Buyers will come across septic tanks when looking for a suitable property. The properties are not connected to the sewer, so separate waste processing systems are used. In light of the differences between septic tanks and sewers, homebuyers should educate themselves about septic tank maintenance and use before completing a purchase.
It would also be great to consult a reliable plumber familiar with Kelley Septic and Drain Services. Using this helpful guide on six things to consider about septic tanks, they can learn about these systems.
1. Understand What You’re Dealing with
A septic system processes waste more efficiently and uses less energy than a central wastewater facility. Therefore, a septic system isn’t necessarily a bad thing – it just means you have to find out its status. Identifying issues requires understanding how the system has been maintained and is structured.
2. Septic System Age
If the property has a septic system, homeowners should inquire about the age of the tank and its related systems. Average septic systems last between 30 and 40 years before needing replacement. Depending on how it is used and maintained, it can last as little as 15 years. The cost of repairs and replacements might be high for homeowners who purchase an aging septic system.
3. Trees Close to a Septic System
Trees can cause problems in drain fields and septic tanks because their roots grow through them.
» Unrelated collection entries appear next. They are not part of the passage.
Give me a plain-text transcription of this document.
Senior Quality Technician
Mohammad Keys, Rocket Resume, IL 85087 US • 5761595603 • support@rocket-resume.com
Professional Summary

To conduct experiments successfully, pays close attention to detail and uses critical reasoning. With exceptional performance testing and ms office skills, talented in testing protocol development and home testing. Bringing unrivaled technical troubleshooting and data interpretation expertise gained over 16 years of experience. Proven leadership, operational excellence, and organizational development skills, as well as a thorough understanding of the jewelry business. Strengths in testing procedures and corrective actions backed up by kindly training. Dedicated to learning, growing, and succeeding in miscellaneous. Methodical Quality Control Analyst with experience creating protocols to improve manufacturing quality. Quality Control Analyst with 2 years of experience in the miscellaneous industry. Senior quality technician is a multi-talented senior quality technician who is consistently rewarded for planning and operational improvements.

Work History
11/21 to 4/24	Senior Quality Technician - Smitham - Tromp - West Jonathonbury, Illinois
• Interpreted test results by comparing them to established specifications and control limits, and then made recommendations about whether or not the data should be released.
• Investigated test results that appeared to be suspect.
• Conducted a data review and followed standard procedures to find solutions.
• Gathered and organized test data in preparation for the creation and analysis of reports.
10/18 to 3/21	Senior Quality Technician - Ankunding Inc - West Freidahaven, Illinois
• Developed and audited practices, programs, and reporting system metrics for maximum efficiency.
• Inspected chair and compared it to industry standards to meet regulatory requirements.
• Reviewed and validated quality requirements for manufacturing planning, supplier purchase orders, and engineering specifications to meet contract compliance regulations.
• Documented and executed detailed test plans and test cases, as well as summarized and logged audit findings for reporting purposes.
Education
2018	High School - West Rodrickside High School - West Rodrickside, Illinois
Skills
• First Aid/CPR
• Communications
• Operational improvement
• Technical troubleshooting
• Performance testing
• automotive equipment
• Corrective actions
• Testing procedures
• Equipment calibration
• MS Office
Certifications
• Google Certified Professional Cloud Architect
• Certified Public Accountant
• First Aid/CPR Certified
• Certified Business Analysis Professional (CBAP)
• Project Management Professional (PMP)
The roots of trees close to septic components tend to cause havoc on nearby components if the trees are taller. A property with twenty-foot trees, for example, should be at least 20 feet away from its septic tank. Otherwise, homeowners should steer clear.
4. Proximity to a Well
It is important to check the distance between the septic tank and the well if the property has a well. The well must be 50 feet away from the septic tank and drain field to prevent cross-contamination and ensure the property passes inspection. Having these two systems too close together can result in microbial contamination in the household.
Also Read: Preventing Waterborne Diseases
5. The Current Setup’s Quality
For the septic system to work well, the septic tank, drain field, and other components must be high quality. Overall durability and repair needs are also affected by the quality of the parts. It is impossible to tell the system’s quality unless the previous homeowner kept and shared detailed records of the installation. An inspector can check the quality and functionality of a septic tank before purchasing.
6. Tests to Check System Performance
Before buying a property, homebuyers can opt to perform a septic inspection and dye test. It is a crucial task that experts should carry out. A septic professional will flush a special dye through the system to ensure that the waste flows properly through the pipes, drain field, and tank. The dye can pinpoint a leak in the system.